Writing and Story: B

Acting and Casting: B

overall: B

This movie has a big twist, and I will try not to spoil it. Some people may watch for the first time since the fictitious year of the movie has passed. Did we do better or worse than Soylent Green IRL? I don't know, but have you tried that Lloyd’s BBQ stuff? That is some really tasty stuff right there.

There is nothing quite like this sort of "sloppy" 70s sci-fi style. It works well for the dystopian angle because you can imagine that the future devolved into the 1970s. Chuck Heston is always sort of a ham, but you can enjoy the meme value of his "intensity" as you can with other Heston sci-fi leads.
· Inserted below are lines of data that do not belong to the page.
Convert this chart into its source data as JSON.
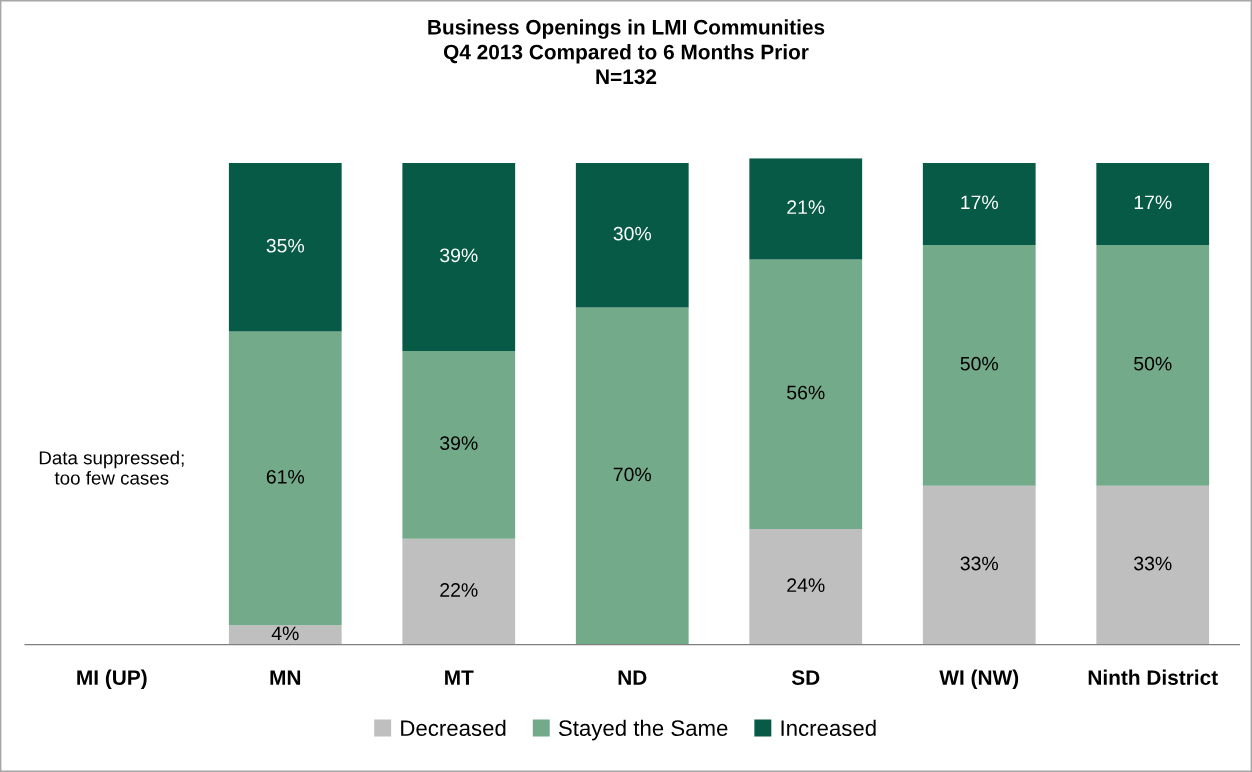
{
  "chart_data": {
    "type": "bar",
    "stacked": true,
    "title": "Business Openings in LMI Communities\nQ4 2013 Compared to 6 Months Prior\nN=132",
    "categories": [
      "MI (UP)",
      "MN",
      "MT",
      "ND",
      "SD",
      "WI (NW)",
      "Ninth District"
    ],
    "series": [
      {
        "name": "Decreased",
        "color": "#bfbfbf",
        "values": [
          null,
          4,
          22,
          0,
          24,
          33,
          33
        ],
        "value_labels": [
          null,
          "4%",
          "22%",
          null,
          "24%",
          "33%",
          "33%"
        ]
      },
      {
        "name": "Stayed the Same",
        "color": "#73ab8a",
        "values": [
          null,
          61,
          39,
          70,
          56,
          50,
          50
        ],
        "value_labels": [
          null,
          "61%",
          "39%",
          "70%",
          "56%",
          "50%",
          "50%"
        ]
      },
      {
        "name": "Increased",
        "color": "#065a46",
        "values": [
          null,
          35,
          39,
          30,
          21,
          17,
          17
        ],
        "value_labels": [
          null,
          "35%",
          "39%",
          "30%",
          "21%",
          "17%",
          "17%"
        ]
      }
    ],
    "annotations": [
      "Data suppressed;\ntoo few cases"
    ],
    "legend": "bottom",
    "grid": false
  }
}
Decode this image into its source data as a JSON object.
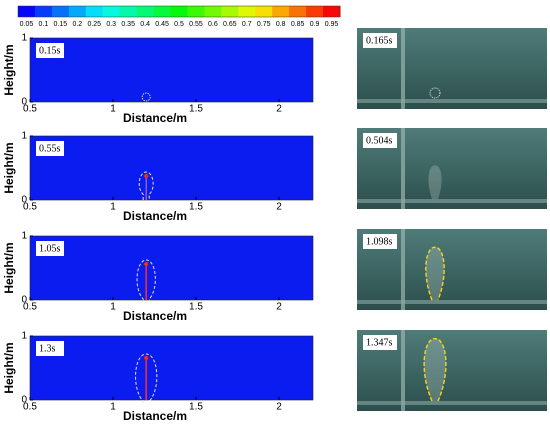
{
  "colorbar": {
    "ticks": [
      0.05,
      0.1,
      0.15,
      0.2,
      0.25,
      0.3,
      0.35,
      0.4,
      0.45,
      0.5,
      0.55,
      0.6,
      0.65,
      0.7,
      0.75,
      0.8,
      0.85,
      0.9,
      0.95
    ]
  },
  "panels": [
    {
      "time": "0.15s",
      "x_label": "Distance/m",
      "y_label": "Height/m",
      "xticks": [
        0.5,
        1,
        1.5,
        2
      ],
      "yticks": [
        1,
        0
      ]
    },
    {
      "time": "0.55s",
      "x_label": "Distance/m",
      "y_label": "Height/m",
      "xticks": [
        0.5,
        1,
        1.5,
        2
      ],
      "yticks": [
        1,
        0
      ]
    },
    {
      "time": "1.05s",
      "x_label": "Distance/m",
      "y_label": "Height/m",
      "xticks": [
        0.5,
        1,
        1.5,
        2
      ],
      "yticks": [
        1,
        0
      ]
    },
    {
      "time": "1.3s",
      "x_label": "Distance/m",
      "y_label": "Height/m",
      "xticks": [
        0.5,
        1,
        1.5,
        2
      ],
      "yticks": [
        1,
        0
      ]
    }
  ],
  "photos": [
    {
      "time": "0.165s"
    },
    {
      "time": "0.504s"
    },
    {
      "time": "1.098s"
    },
    {
      "time": "1.347s"
    }
  ]
}
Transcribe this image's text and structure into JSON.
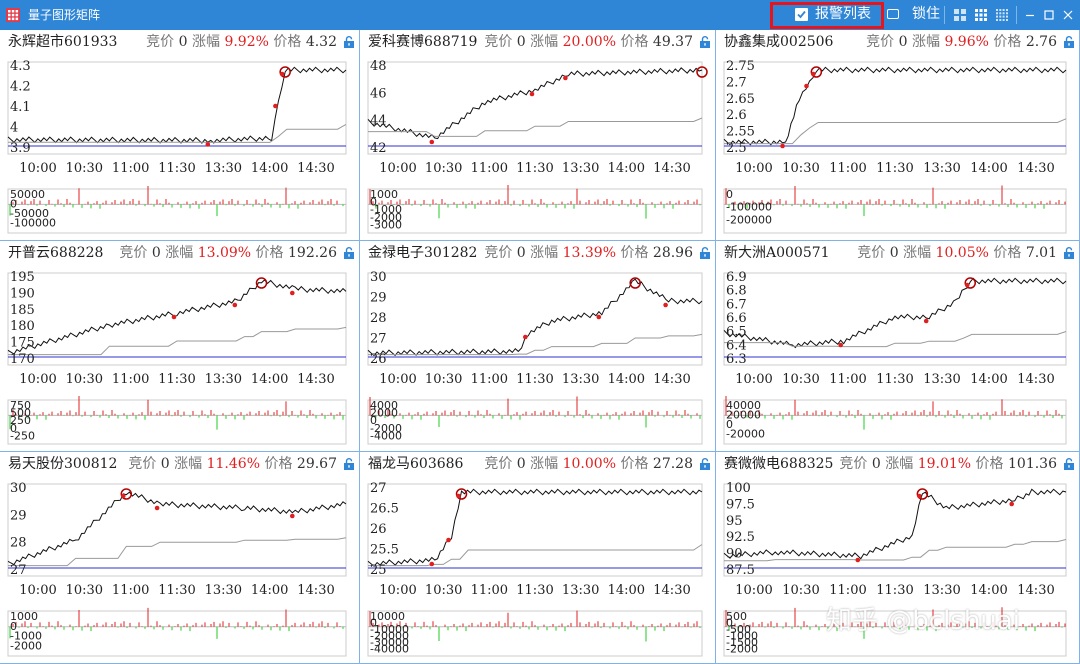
{
  "window": {
    "title": "量子图形矩阵",
    "alert_checkbox_checked": true,
    "alert_label": "报警列表",
    "lock_label": "锁住"
  },
  "labels": {
    "bid": "竞价",
    "change": "涨幅",
    "price": "价格"
  },
  "colors": {
    "up": "#e02020",
    "down": "#22cc22",
    "avg": "#999999",
    "prev_close": "#3030d0",
    "accent": "#2f86d6",
    "alert_frame": "#e8141b"
  },
  "time_ticks": [
    "10:00",
    "10:30",
    "11:00",
    "11:30",
    "13:30",
    "14:00",
    "14:30"
  ],
  "panels": [
    {
      "name": "永辉超市601933",
      "bid": "0",
      "change": "9.92%",
      "price": "4.32",
      "price_ticks": [
        "4.3",
        "4.2",
        "4.1",
        "4",
        "3.9"
      ],
      "vol_ticks": [
        "50000",
        "0",
        "-50000",
        "-100000"
      ]
    },
    {
      "name": "爱科赛博688719",
      "bid": "0",
      "change": "20.00%",
      "price": "49.37",
      "price_ticks": [
        "48",
        "46",
        "44",
        "42"
      ],
      "vol_ticks": [
        "1000",
        "0",
        "-1000",
        "-2000",
        "-3000"
      ]
    },
    {
      "name": "协鑫集成002506",
      "bid": "0",
      "change": "9.96%",
      "price": "2.76",
      "price_ticks": [
        "2.75",
        "2.7",
        "2.65",
        "2.6",
        "2.55",
        "2.5"
      ],
      "vol_ticks": [
        "0",
        "-100000",
        "-200000"
      ]
    },
    {
      "name": "开普云688228",
      "bid": "0",
      "change": "13.09%",
      "price": "192.26",
      "price_ticks": [
        "195",
        "190",
        "185",
        "180",
        "175",
        "170"
      ],
      "vol_ticks": [
        "750",
        "500",
        "250",
        "0",
        "-250"
      ]
    },
    {
      "name": "金禄电子301282",
      "bid": "0",
      "change": "13.39%",
      "price": "28.96",
      "price_ticks": [
        "30",
        "29",
        "28",
        "27",
        "26"
      ],
      "vol_ticks": [
        "4000",
        "2000",
        "0",
        "-2000",
        "-4000"
      ]
    },
    {
      "name": "新大洲A000571",
      "bid": "0",
      "change": "10.05%",
      "price": "7.01",
      "price_ticks": [
        "6.9",
        "6.8",
        "6.7",
        "6.6",
        "6.5",
        "6.4",
        "6.3"
      ],
      "vol_ticks": [
        "40000",
        "20000",
        "0",
        "-20000"
      ]
    },
    {
      "name": "易天股份300812",
      "bid": "0",
      "change": "11.46%",
      "price": "29.67",
      "price_ticks": [
        "30",
        "29",
        "28",
        "27"
      ],
      "vol_ticks": [
        "1000",
        "0",
        "-1000",
        "-2000"
      ]
    },
    {
      "name": "福龙马603686",
      "bid": "0",
      "change": "10.00%",
      "price": "27.28",
      "price_ticks": [
        "27",
        "26.5",
        "26",
        "25.5",
        "25"
      ],
      "vol_ticks": [
        "10000",
        "0",
        "-10000",
        "-20000",
        "-30000",
        "-40000"
      ]
    },
    {
      "name": "赛微微电688325",
      "bid": "0",
      "change": "19.01%",
      "price": "101.36",
      "price_ticks": [
        "100",
        "97.5",
        "95",
        "92.5",
        "90",
        "87.5"
      ],
      "vol_ticks": [
        "500",
        "0",
        "-500",
        "-1000",
        "-1500",
        "-2000"
      ]
    }
  ],
  "watermark": "知乎 @bclshuai"
}
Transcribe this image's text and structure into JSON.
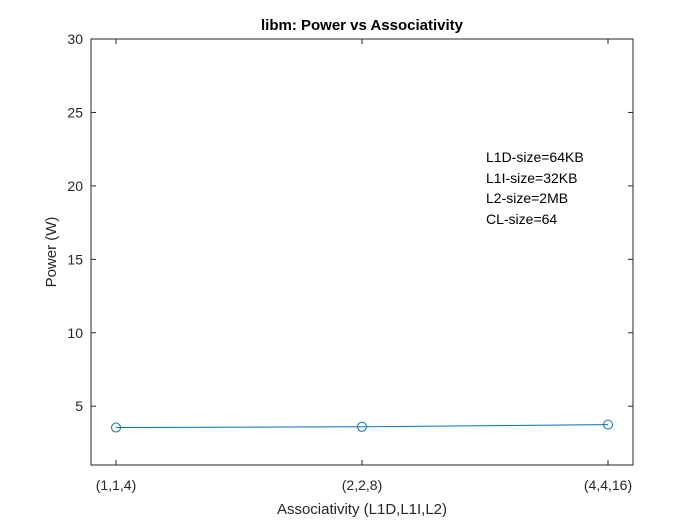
{
  "chart_data": {
    "type": "line",
    "title": "libm: Power vs Associativity",
    "xlabel": "Associativity (L1D,L1I,L2)",
    "ylabel": "Power (W)",
    "categories": [
      "(1,1,4)",
      "(2,2,8)",
      "(4,4,16)"
    ],
    "series": [
      {
        "values": [
          3.55,
          3.6,
          3.75
        ],
        "color": "#0072BD",
        "marker": "circle"
      }
    ],
    "ylim": [
      1,
      30
    ],
    "yticks": [
      5,
      10,
      15,
      20,
      25,
      30
    ],
    "grid": false,
    "annotation": [
      "L1D-size=64KB",
      "L1I-size=32KB",
      "L2-size=2MB",
      "CL-size=64"
    ]
  }
}
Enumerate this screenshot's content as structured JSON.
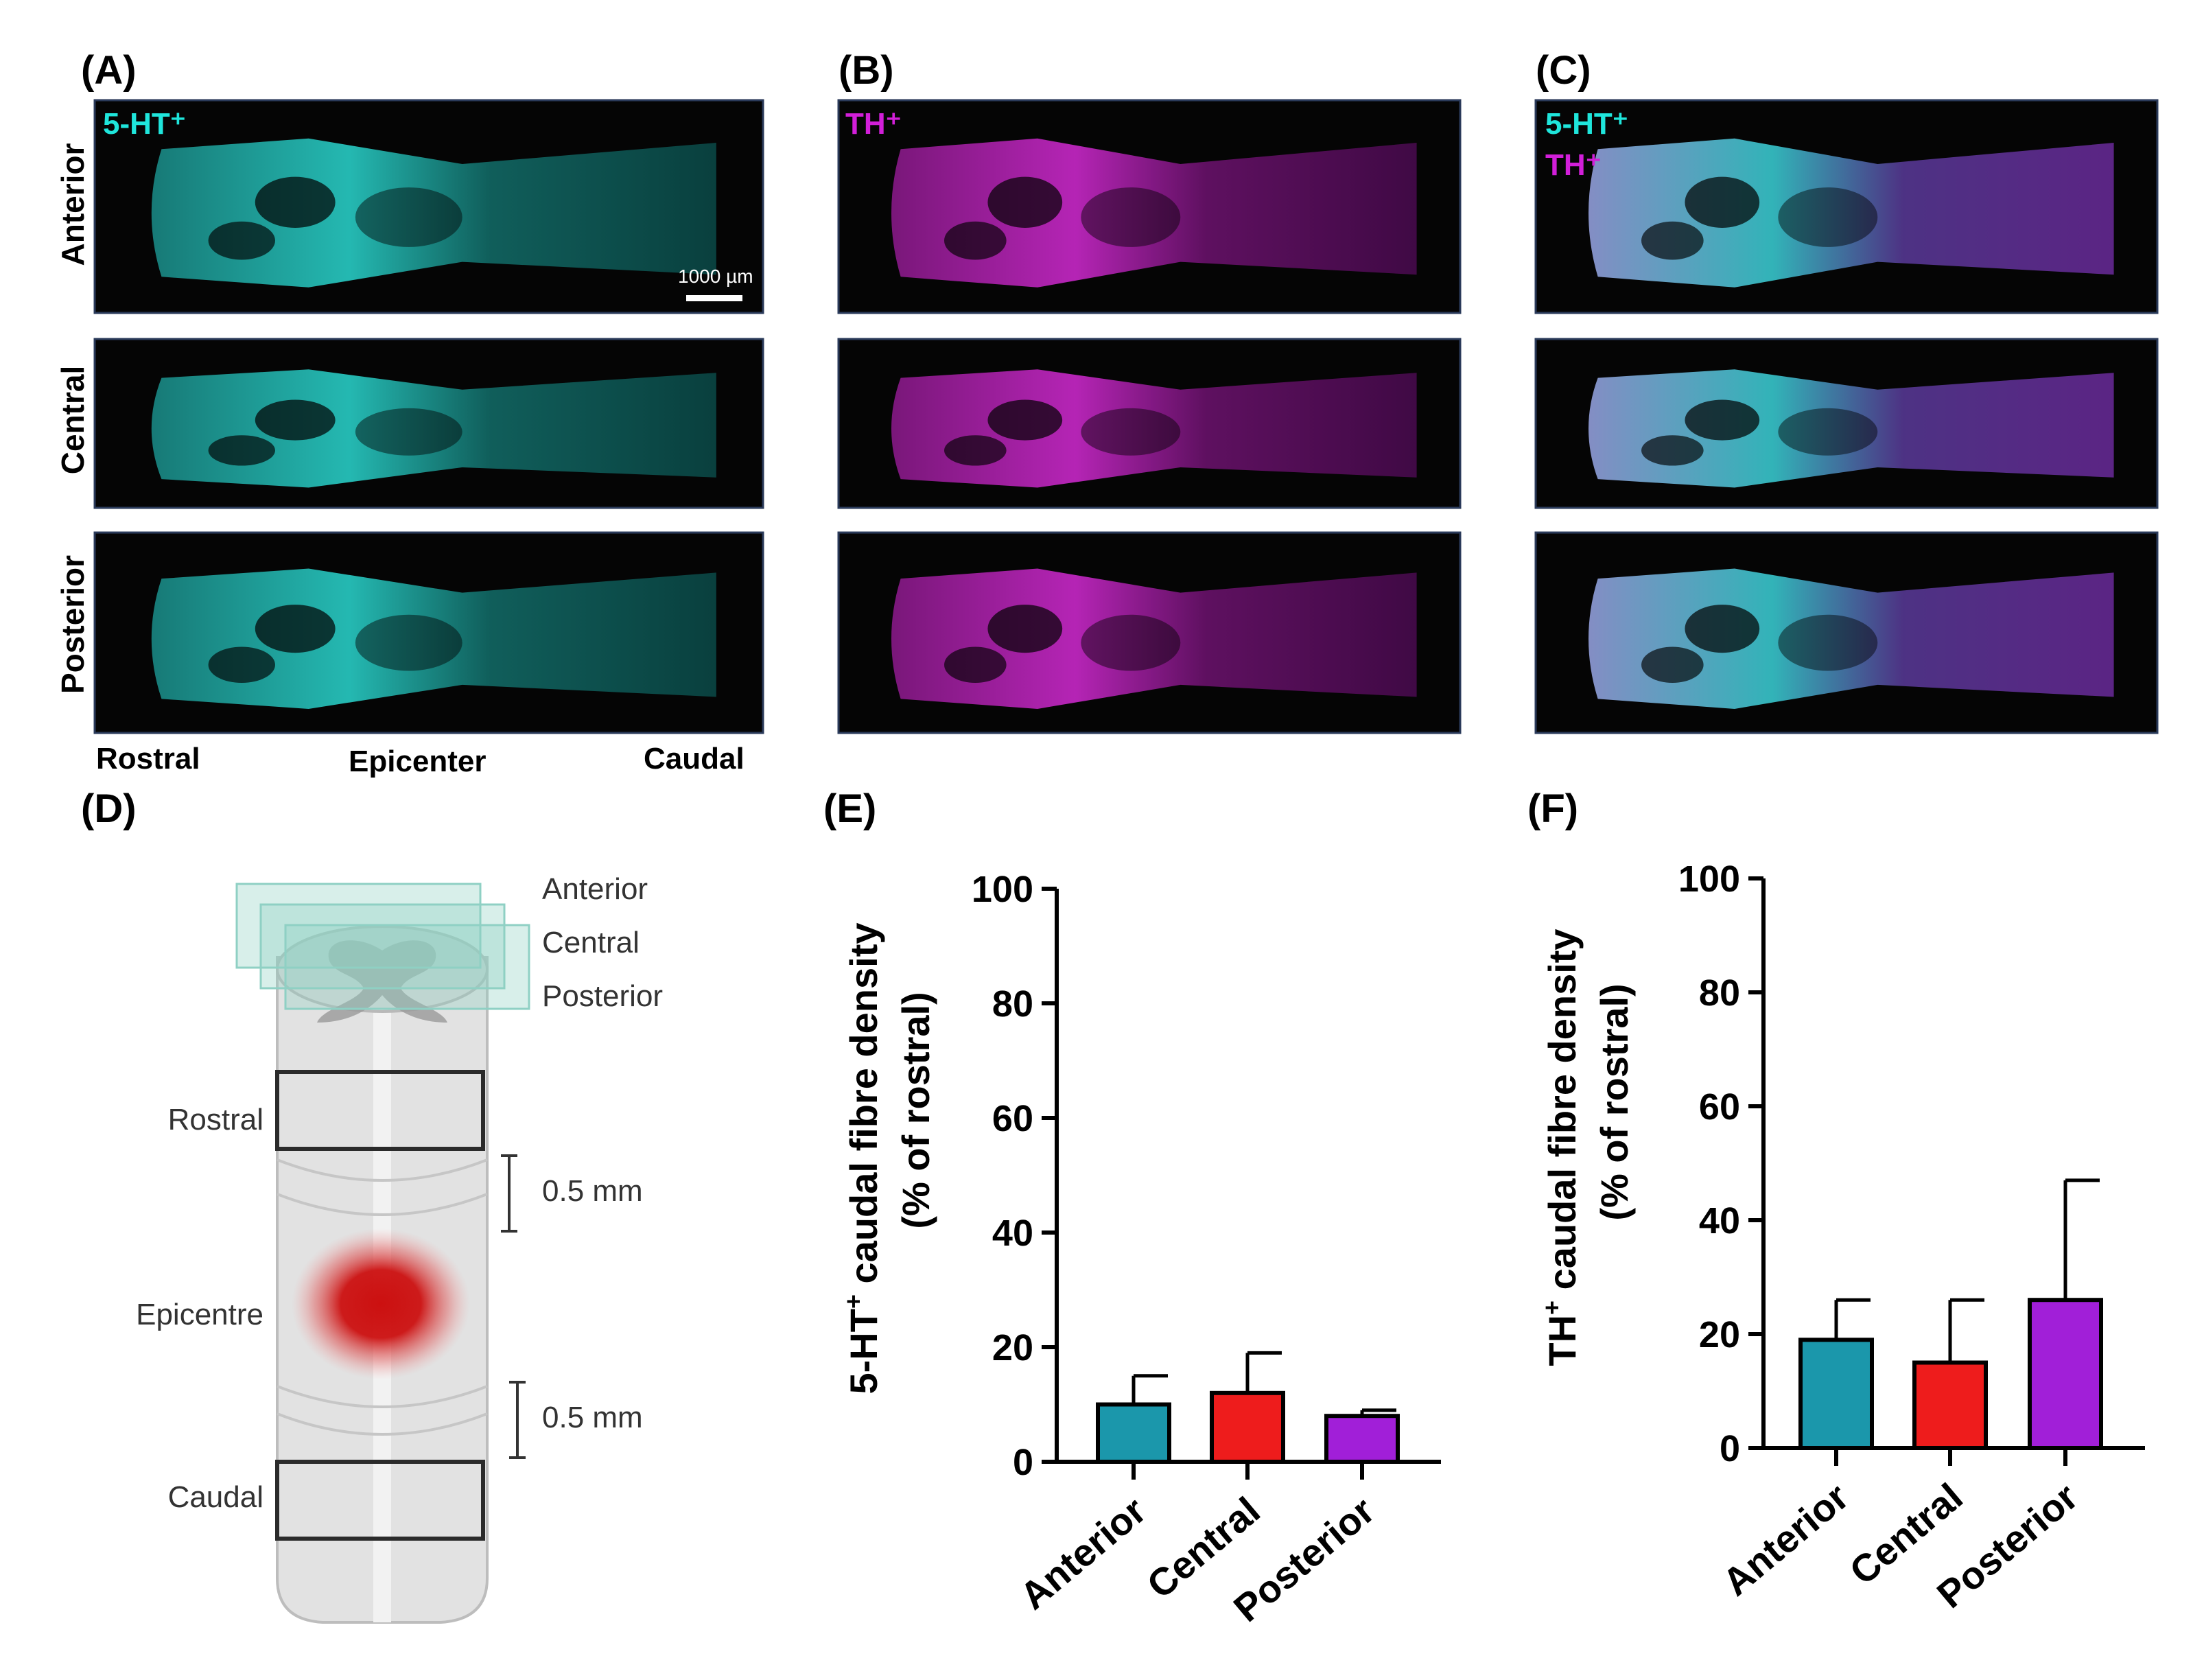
{
  "panels": {
    "a": "(A)",
    "b": "(B)",
    "c": "(C)",
    "d": "(D)",
    "e": "(E)",
    "f": "(F)"
  },
  "micrographs": {
    "rows": [
      "Anterior",
      "Central",
      "Posterior"
    ],
    "channel_5ht": "5-HT⁺",
    "channel_th": "TH⁺",
    "scale_bar": "1000 µm",
    "axis_labels": [
      "Rostral",
      "Epicenter",
      "Caudal"
    ]
  },
  "diagram": {
    "planes": [
      "Anterior",
      "Central",
      "Posterior"
    ],
    "regions": [
      "Rostral",
      "Epicentre",
      "Caudal"
    ],
    "distances": [
      "0.5 mm",
      "0.5 mm"
    ]
  },
  "colors": {
    "cyan": "#1fe6dc",
    "magenta": "#d21fd9",
    "anterior_bar": "#1b97ab",
    "central_bar": "#ee1c1c",
    "posterior_bar": "#a11fd8",
    "lesion": "#d01515"
  },
  "chart_data": [
    {
      "type": "bar",
      "panel": "E",
      "ylabel_line1_prefix": "5-HT",
      "ylabel_line1_sup": "+",
      "ylabel_line1_suffix": " caudal fibre density",
      "ylabel_line2": "(% of rostral)",
      "categories": [
        "Anterior",
        "Central",
        "Posterior"
      ],
      "values": [
        10,
        12,
        8
      ],
      "errors": [
        5,
        7,
        1
      ],
      "ylim": [
        0,
        100
      ],
      "yticks": [
        "0",
        "20",
        "40",
        "60",
        "80",
        "100"
      ]
    },
    {
      "type": "bar",
      "panel": "F",
      "ylabel_line1_prefix": "TH",
      "ylabel_line1_sup": "+",
      "ylabel_line1_suffix": " caudal fibre density",
      "ylabel_line2": "(% of rostral)",
      "categories": [
        "Anterior",
        "Central",
        "Posterior"
      ],
      "values": [
        19,
        15,
        26
      ],
      "errors": [
        7,
        11,
        21
      ],
      "ylim": [
        0,
        100
      ],
      "yticks": [
        "0",
        "20",
        "40",
        "60",
        "80",
        "100"
      ]
    }
  ]
}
Edward G. Robinson is great in this and delivers some genuinely touching moments. At the time, it was more original and less predictable, but it isn't about that. It is about experiencing this weird 70s movie.

The 70s was a particularly unoptimistic time in the US, and the cinema of the decade reflects that in a very on the nose way.

I will admit, I stretched the bounds of my ranking system, and did some "curve grading" to make this a B, but this is totally worth seeing just to see it. You may get some laughs out of the ways it is outdated, but thanks to Edward G. Robinson really selling it, you may genuinely feel something too.

I also get that Charlton Heston became known in his later years for not voting correctly, to put it in a nutshell, but finding an old copy of this laying around somewhere and putting it on for a few laughs isn't going to "support" anything or make you less of a person.